12 Training Methods of Epictetus

Chuck Chakrapani

[An outline of Discourses, Book 3]

How does one train to be Stoic? What are the most critical areas we should focus on? In his third book of Discourses, Epictetus discusses about a dozen things we should be concerned about when we train ourselves to be Stoics. (The following is from my plain English version of the second book of Discourses, Stoic Training. https://amzn.to/2tqcc5J )

1. Train to become excellent as a human being

What makes a horse or a lion excellent does not make a human being excellent. The excellence of a horse or a lion is not the excellence of a human being. For human beings to be excellent, they should excel in their choices. When you start training, keep away from temptations, and keep the right company until your mind gets strong.

2. Train on these three disciplines: desire, action, and assent

i. The Discipline of Desire
Train yourself to desire or avoid only things under your control. This way you will always get what you want and never what you don’t want.

ii. The discipline of action
Always act appropriately.
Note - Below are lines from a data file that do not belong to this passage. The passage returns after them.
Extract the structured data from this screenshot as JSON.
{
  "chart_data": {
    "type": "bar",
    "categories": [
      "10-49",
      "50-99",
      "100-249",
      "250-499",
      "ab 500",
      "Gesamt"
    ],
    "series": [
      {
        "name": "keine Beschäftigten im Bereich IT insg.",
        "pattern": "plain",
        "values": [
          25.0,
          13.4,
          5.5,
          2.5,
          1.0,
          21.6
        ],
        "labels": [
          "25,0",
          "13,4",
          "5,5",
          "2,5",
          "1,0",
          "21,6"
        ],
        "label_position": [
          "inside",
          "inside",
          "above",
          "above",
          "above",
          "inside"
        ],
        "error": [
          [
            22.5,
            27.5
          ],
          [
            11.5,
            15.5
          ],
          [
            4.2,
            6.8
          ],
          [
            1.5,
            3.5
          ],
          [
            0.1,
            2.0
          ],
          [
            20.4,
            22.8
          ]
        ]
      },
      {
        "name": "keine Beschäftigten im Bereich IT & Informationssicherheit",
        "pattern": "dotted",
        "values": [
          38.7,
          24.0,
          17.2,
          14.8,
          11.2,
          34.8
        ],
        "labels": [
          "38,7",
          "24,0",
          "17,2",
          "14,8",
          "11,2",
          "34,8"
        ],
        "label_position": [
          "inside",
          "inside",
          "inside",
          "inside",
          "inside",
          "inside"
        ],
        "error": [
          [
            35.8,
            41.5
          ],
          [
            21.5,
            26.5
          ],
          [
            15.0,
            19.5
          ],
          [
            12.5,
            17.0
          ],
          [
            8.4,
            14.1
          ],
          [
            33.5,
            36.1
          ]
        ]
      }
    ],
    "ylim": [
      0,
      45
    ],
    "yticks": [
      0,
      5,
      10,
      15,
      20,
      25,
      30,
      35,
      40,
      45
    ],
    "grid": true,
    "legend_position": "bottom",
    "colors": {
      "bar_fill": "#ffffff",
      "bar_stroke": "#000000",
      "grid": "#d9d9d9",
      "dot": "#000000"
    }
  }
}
Don’t act carelessly but in an orderly fashion after due consideration.

iii. The discipline of assent
Avoid error and hasty judgment.

3. Deal only with the choices that YOU make

Train yourself to ignore and not judge whatever is not your choice. The final aim is to assent to what is true, dissent from what is false, and suspend judgment when uncertain; similarly, to desire what is good, to reject what is bad, and be indifferent to what is neither.

4. Train your mind to want whatever actually happens

This way you’ll never be disappointed no matter what happens. Keep your goals always in mind. Train yourself daily to deal with impressions. It is our judgment that decides whether what happens to us is good or bad. Make sure that your judgments are sound.
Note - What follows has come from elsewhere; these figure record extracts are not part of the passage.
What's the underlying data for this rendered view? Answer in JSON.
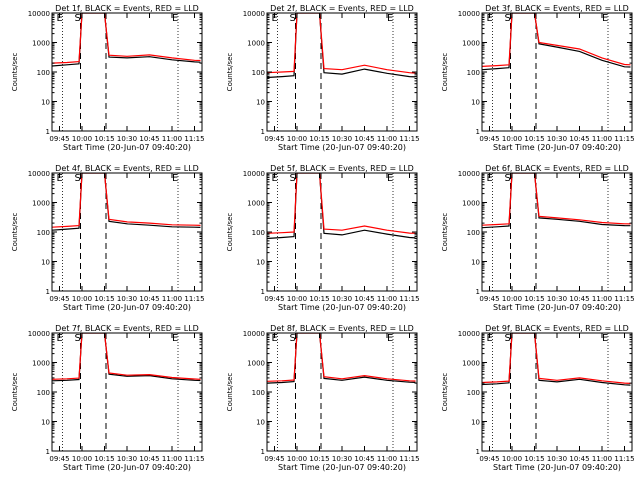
{
  "chart_data": [
    {
      "type": "line",
      "title": "Det 1f, BLACK = Events, RED = LLD",
      "xlabel": "Start Time (20-Jun-07 09:40:20)",
      "ylabel": "Counts/sec",
      "xticks": [
        "09:45",
        "10:00",
        "10:15",
        "10:30",
        "10:45",
        "11:00",
        "11:15"
      ],
      "yticks": [
        "1",
        "10",
        "100",
        "1000",
        "10000"
      ],
      "x_range": [
        "09:40",
        "11:20"
      ],
      "yscale": "log",
      "ylim": [
        1,
        10000
      ],
      "markers": [
        {
          "label": "E",
          "x": "09:47",
          "style": "dotted"
        },
        {
          "label": "S",
          "x": "09:59",
          "style": "dashed"
        },
        {
          "label": "",
          "x": "10:16",
          "style": "dashed"
        },
        {
          "label": "E",
          "x": "11:04",
          "style": "dotted"
        }
      ],
      "series": [
        {
          "name": "Events",
          "color": "#000000",
          "x": [
            "09:40",
            "09:50",
            "09:58",
            "10:00",
            "10:15",
            "10:18",
            "10:30",
            "10:45",
            "11:00",
            "11:15",
            "11:19"
          ],
          "values": [
            160,
            175,
            190,
            10000,
            10000,
            320,
            300,
            330,
            260,
            220,
            215
          ]
        },
        {
          "name": "LLD",
          "color": "#ff0000",
          "x": [
            "09:40",
            "09:50",
            "09:58",
            "10:00",
            "10:15",
            "10:18",
            "10:30",
            "10:45",
            "11:00",
            "11:15",
            "11:19"
          ],
          "values": [
            200,
            210,
            225,
            10000,
            10000,
            370,
            340,
            380,
            300,
            250,
            245
          ]
        }
      ]
    },
    {
      "type": "line",
      "title": "Det 2f, BLACK = Events, RED = LLD",
      "xlabel": "Start Time (20-Jun-07 09:40:20)",
      "ylabel": "Counts/sec",
      "xticks": [
        "09:45",
        "10:00",
        "10:15",
        "10:30",
        "10:45",
        "11:00",
        "11:15"
      ],
      "yticks": [
        "1",
        "10",
        "100",
        "1000",
        "10000"
      ],
      "x_range": [
        "09:40",
        "11:20"
      ],
      "yscale": "log",
      "ylim": [
        1,
        10000
      ],
      "markers": [
        {
          "label": "E",
          "x": "09:47",
          "style": "dotted"
        },
        {
          "label": "S",
          "x": "09:59",
          "style": "dashed"
        },
        {
          "label": "",
          "x": "10:16",
          "style": "dashed"
        },
        {
          "label": "E",
          "x": "11:04",
          "style": "dotted"
        }
      ],
      "series": [
        {
          "name": "Events",
          "color": "#000000",
          "x": [
            "09:40",
            "09:50",
            "09:58",
            "10:00",
            "10:15",
            "10:18",
            "10:30",
            "10:45",
            "11:00",
            "11:15",
            "11:19"
          ],
          "values": [
            65,
            70,
            75,
            10000,
            10000,
            95,
            85,
            125,
            90,
            70,
            68
          ]
        },
        {
          "name": "LLD",
          "color": "#ff0000",
          "x": [
            "09:40",
            "09:50",
            "09:58",
            "10:00",
            "10:15",
            "10:18",
            "10:30",
            "10:45",
            "11:00",
            "11:15",
            "11:19"
          ],
          "values": [
            95,
            100,
            105,
            10000,
            10000,
            130,
            120,
            170,
            120,
            95,
            92
          ]
        }
      ]
    },
    {
      "type": "line",
      "title": "Det 3f, BLACK = Events, RED = LLD",
      "xlabel": "Start Time (20-Jun-07 09:40:20)",
      "ylabel": "Counts/sec",
      "xticks": [
        "09:45",
        "10:00",
        "10:15",
        "10:30",
        "10:45",
        "11:00",
        "11:15"
      ],
      "yticks": [
        "1",
        "10",
        "100",
        "1000",
        "10000"
      ],
      "x_range": [
        "09:40",
        "11:20"
      ],
      "yscale": "log",
      "ylim": [
        1,
        10000
      ],
      "markers": [
        {
          "label": "E",
          "x": "09:47",
          "style": "dotted"
        },
        {
          "label": "S",
          "x": "09:59",
          "style": "dashed"
        },
        {
          "label": "",
          "x": "10:16",
          "style": "dashed"
        },
        {
          "label": "E",
          "x": "11:04",
          "style": "dotted"
        }
      ],
      "series": [
        {
          "name": "Events",
          "color": "#000000",
          "x": [
            "09:40",
            "09:50",
            "09:58",
            "10:00",
            "10:15",
            "10:18",
            "10:30",
            "10:45",
            "11:00",
            "11:15",
            "11:19"
          ],
          "values": [
            120,
            130,
            140,
            10000,
            10000,
            900,
            700,
            500,
            250,
            150,
            148
          ]
        },
        {
          "name": "LLD",
          "color": "#ff0000",
          "x": [
            "09:40",
            "09:50",
            "09:58",
            "10:00",
            "10:15",
            "10:18",
            "10:30",
            "10:45",
            "11:00",
            "11:15",
            "11:19"
          ],
          "values": [
            155,
            165,
            175,
            10000,
            10000,
            1000,
            800,
            600,
            300,
            180,
            176
          ]
        }
      ]
    },
    {
      "type": "line",
      "title": "Det 4f, BLACK = Events, RED = LLD",
      "xlabel": "Start Time (20-Jun-07 09:40:20)",
      "ylabel": "Counts/sec",
      "xticks": [
        "09:45",
        "10:00",
        "10:15",
        "10:30",
        "10:45",
        "11:00",
        "11:15"
      ],
      "yticks": [
        "1",
        "10",
        "100",
        "1000",
        "10000"
      ],
      "x_range": [
        "09:40",
        "11:20"
      ],
      "yscale": "log",
      "ylim": [
        1,
        10000
      ],
      "markers": [
        {
          "label": "E",
          "x": "09:47",
          "style": "dotted"
        },
        {
          "label": "S",
          "x": "09:59",
          "style": "dashed"
        },
        {
          "label": "",
          "x": "10:16",
          "style": "dashed"
        },
        {
          "label": "E",
          "x": "11:04",
          "style": "dotted"
        }
      ],
      "series": [
        {
          "name": "Events",
          "color": "#000000",
          "x": [
            "09:40",
            "09:50",
            "09:58",
            "10:00",
            "10:15",
            "10:18",
            "10:30",
            "10:45",
            "11:00",
            "11:15",
            "11:19"
          ],
          "values": [
            115,
            125,
            135,
            10000,
            10000,
            230,
            190,
            170,
            150,
            145,
            143
          ]
        },
        {
          "name": "LLD",
          "color": "#ff0000",
          "x": [
            "09:40",
            "09:50",
            "09:58",
            "10:00",
            "10:15",
            "10:18",
            "10:30",
            "10:45",
            "11:00",
            "11:15",
            "11:19"
          ],
          "values": [
            145,
            155,
            165,
            10000,
            10000,
            270,
            220,
            200,
            175,
            170,
            168
          ]
        }
      ]
    },
    {
      "type": "line",
      "title": "Det 5f, BLACK = Events, RED = LLD",
      "xlabel": "Start Time (20-Jun-07 09:40:20)",
      "ylabel": "Counts/sec",
      "xticks": [
        "09:45",
        "10:00",
        "10:15",
        "10:30",
        "10:45",
        "11:00",
        "11:15"
      ],
      "yticks": [
        "1",
        "10",
        "100",
        "1000",
        "10000"
      ],
      "x_range": [
        "09:40",
        "11:20"
      ],
      "yscale": "log",
      "ylim": [
        1,
        10000
      ],
      "markers": [
        {
          "label": "E",
          "x": "09:47",
          "style": "dotted"
        },
        {
          "label": "S",
          "x": "09:59",
          "style": "dashed"
        },
        {
          "label": "",
          "x": "10:16",
          "style": "dashed"
        },
        {
          "label": "E",
          "x": "11:04",
          "style": "dotted"
        }
      ],
      "series": [
        {
          "name": "Events",
          "color": "#000000",
          "x": [
            "09:40",
            "09:50",
            "09:58",
            "10:00",
            "10:15",
            "10:18",
            "10:30",
            "10:45",
            "11:00",
            "11:15",
            "11:19"
          ],
          "values": [
            60,
            65,
            70,
            10000,
            10000,
            90,
            80,
            115,
            85,
            65,
            63
          ]
        },
        {
          "name": "LLD",
          "color": "#ff0000",
          "x": [
            "09:40",
            "09:50",
            "09:58",
            "10:00",
            "10:15",
            "10:18",
            "10:30",
            "10:45",
            "11:00",
            "11:15",
            "11:19"
          ],
          "values": [
            90,
            95,
            100,
            10000,
            10000,
            125,
            115,
            160,
            115,
            92,
            90
          ]
        }
      ]
    },
    {
      "type": "line",
      "title": "Det 6f, BLACK = Events, RED = LLD",
      "xlabel": "Start Time (20-Jun-07 09:40:20)",
      "ylabel": "Counts/sec",
      "xticks": [
        "09:45",
        "10:00",
        "10:15",
        "10:30",
        "10:45",
        "11:00",
        "11:15"
      ],
      "yticks": [
        "1",
        "10",
        "100",
        "1000",
        "10000"
      ],
      "x_range": [
        "09:40",
        "11:20"
      ],
      "yscale": "log",
      "ylim": [
        1,
        10000
      ],
      "markers": [
        {
          "label": "E",
          "x": "09:47",
          "style": "dotted"
        },
        {
          "label": "S",
          "x": "09:59",
          "style": "dashed"
        },
        {
          "label": "",
          "x": "10:16",
          "style": "dashed"
        },
        {
          "label": "E",
          "x": "11:04",
          "style": "dotted"
        }
      ],
      "series": [
        {
          "name": "Events",
          "color": "#000000",
          "x": [
            "09:40",
            "09:50",
            "09:58",
            "10:00",
            "10:15",
            "10:18",
            "10:30",
            "10:45",
            "11:00",
            "11:15",
            "11:19"
          ],
          "values": [
            140,
            150,
            160,
            10000,
            10000,
            300,
            270,
            230,
            180,
            165,
            163
          ]
        },
        {
          "name": "LLD",
          "color": "#ff0000",
          "x": [
            "09:40",
            "09:50",
            "09:58",
            "10:00",
            "10:15",
            "10:18",
            "10:30",
            "10:45",
            "11:00",
            "11:15",
            "11:19"
          ],
          "values": [
            170,
            180,
            190,
            10000,
            10000,
            340,
            300,
            260,
            210,
            190,
            188
          ]
        }
      ]
    },
    {
      "type": "line",
      "title": "Det 7f, BLACK = Events, RED = LLD",
      "xlabel": "Start Time (20-Jun-07 09:40:20)",
      "ylabel": "Counts/sec",
      "xticks": [
        "09:45",
        "10:00",
        "10:15",
        "10:30",
        "10:45",
        "11:00",
        "11:15"
      ],
      "yticks": [
        "1",
        "10",
        "100",
        "1000",
        "10000"
      ],
      "x_range": [
        "09:40",
        "11:20"
      ],
      "yscale": "log",
      "ylim": [
        1,
        10000
      ],
      "markers": [
        {
          "label": "E",
          "x": "09:47",
          "style": "dotted"
        },
        {
          "label": "S",
          "x": "09:59",
          "style": "dashed"
        },
        {
          "label": "",
          "x": "10:16",
          "style": "dashed"
        },
        {
          "label": "E",
          "x": "11:04",
          "style": "dotted"
        }
      ],
      "series": [
        {
          "name": "Events",
          "color": "#000000",
          "x": [
            "09:40",
            "09:50",
            "09:58",
            "10:00",
            "10:15",
            "10:18",
            "10:30",
            "10:45",
            "11:00",
            "11:15",
            "11:19"
          ],
          "values": [
            240,
            250,
            265,
            10000,
            10000,
            400,
            340,
            360,
            280,
            250,
            245
          ]
        },
        {
          "name": "LLD",
          "color": "#ff0000",
          "x": [
            "09:40",
            "09:50",
            "09:58",
            "10:00",
            "10:15",
            "10:18",
            "10:30",
            "10:45",
            "11:00",
            "11:15",
            "11:19"
          ],
          "values": [
            270,
            280,
            295,
            10000,
            10000,
            440,
            370,
            390,
            310,
            275,
            270
          ]
        }
      ]
    },
    {
      "type": "line",
      "title": "Det 8f, BLACK = Events, RED = LLD",
      "xlabel": "Start Time (20-Jun-07 09:40:20)",
      "ylabel": "Counts/sec",
      "xticks": [
        "09:45",
        "10:00",
        "10:15",
        "10:30",
        "10:45",
        "11:00",
        "11:15"
      ],
      "yticks": [
        "1",
        "10",
        "100",
        "1000",
        "10000"
      ],
      "x_range": [
        "09:40",
        "11:20"
      ],
      "yscale": "log",
      "ylim": [
        1,
        10000
      ],
      "markers": [
        {
          "label": "E",
          "x": "09:47",
          "style": "dotted"
        },
        {
          "label": "S",
          "x": "09:59",
          "style": "dashed"
        },
        {
          "label": "",
          "x": "10:16",
          "style": "dashed"
        },
        {
          "label": "E",
          "x": "11:04",
          "style": "dotted"
        }
      ],
      "series": [
        {
          "name": "Events",
          "color": "#000000",
          "x": [
            "09:40",
            "09:50",
            "09:58",
            "10:00",
            "10:15",
            "10:18",
            "10:30",
            "10:45",
            "11:00",
            "11:15",
            "11:19"
          ],
          "values": [
            200,
            210,
            225,
            10000,
            10000,
            290,
            250,
            320,
            250,
            215,
            212
          ]
        },
        {
          "name": "LLD",
          "color": "#ff0000",
          "x": [
            "09:40",
            "09:50",
            "09:58",
            "10:00",
            "10:15",
            "10:18",
            "10:30",
            "10:45",
            "11:00",
            "11:15",
            "11:19"
          ],
          "values": [
            230,
            240,
            255,
            10000,
            10000,
            330,
            280,
            360,
            280,
            240,
            236
          ]
        }
      ]
    },
    {
      "type": "line",
      "title": "Det 9f, BLACK = Events, RED = LLD",
      "xlabel": "Start Time (20-Jun-07 09:40:20)",
      "ylabel": "Counts/sec",
      "xticks": [
        "09:45",
        "10:00",
        "10:15",
        "10:30",
        "10:45",
        "11:00",
        "11:15"
      ],
      "yticks": [
        "1",
        "10",
        "100",
        "1000",
        "10000"
      ],
      "x_range": [
        "09:40",
        "11:20"
      ],
      "yscale": "log",
      "ylim": [
        1,
        10000
      ],
      "markers": [
        {
          "label": "E",
          "x": "09:47",
          "style": "dotted"
        },
        {
          "label": "S",
          "x": "09:59",
          "style": "dashed"
        },
        {
          "label": "",
          "x": "10:16",
          "style": "dashed"
        },
        {
          "label": "E",
          "x": "11:04",
          "style": "dotted"
        }
      ],
      "series": [
        {
          "name": "Events",
          "color": "#000000",
          "x": [
            "09:40",
            "09:50",
            "09:58",
            "10:00",
            "10:15",
            "10:18",
            "10:30",
            "10:45",
            "11:00",
            "11:15",
            "11:19"
          ],
          "values": [
            180,
            190,
            205,
            10000,
            10000,
            250,
            220,
            270,
            210,
            175,
            172
          ]
        },
        {
          "name": "LLD",
          "color": "#ff0000",
          "x": [
            "09:40",
            "09:50",
            "09:58",
            "10:00",
            "10:15",
            "10:18",
            "10:30",
            "10:45",
            "11:00",
            "11:15",
            "11:19"
          ],
          "values": [
            210,
            220,
            235,
            10000,
            10000,
            290,
            250,
            300,
            240,
            200,
            196
          ]
        }
      ]
    }
  ]
}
5. Use Stoic training to prepare you for the challenges to come

Illness and death are part of reality. There is no occasion for anger or fearYou are not desolate merely because you are alone, any more than you are secure from desolation because you are in a crowd. Train to be self-sufficient and be comfortable with yourself as well as with others.

6. Ascetic training is unnecessary unless it serves some purpose

Avoid unnecessarily harsh training. Practice getting rid of diffidence and conceit. If you decide to pursue anything, make sure you are prepared to do what it takes. Not everyone is cut out to do everything.

7. Train to see things as they are without adding your judgments to them

When you see things like poverty, don’t add your judgment to it that it is bad. If you see people who have what you don’t have, don’t envy them. They paid a price for what they have.

8. Your judgments are the sole cause of your distress because nothing outside of you can harm you.

Don’t judge external things as ‘bad’. Such judgments cause you distress. You can spot an advantage even in things others consider ‘bad’, such as illness and death.

9. Don’t imitate others without understanding the basis of their actions

You should first master the principles. Approach things with caution and respect. Be aware of your limitations. Show your mastery by the way you act and not by blindly imitating others.

10. Train to be at home wherever you are

Things are impermanent. Don’t long for the past. Train yourself to be at home wherever you are and whoever you are with. Do what needs doing and don’t complain. This is where happiness is. It is impossible to be happy and yet crave what one doesn’t have. Happiness must already have all it wants. It must resemble a person who has achieved their fill, feeling neither hungry nor thirsty.

11. Your goal is happiness and good fortune

Never be beaten. If you don’t achieve it at one attempt, try again and again. But don’t make failure a habit.

12. Train to confront your fear of death

You will see it is the fear of death rather than death that is the cause of your problem.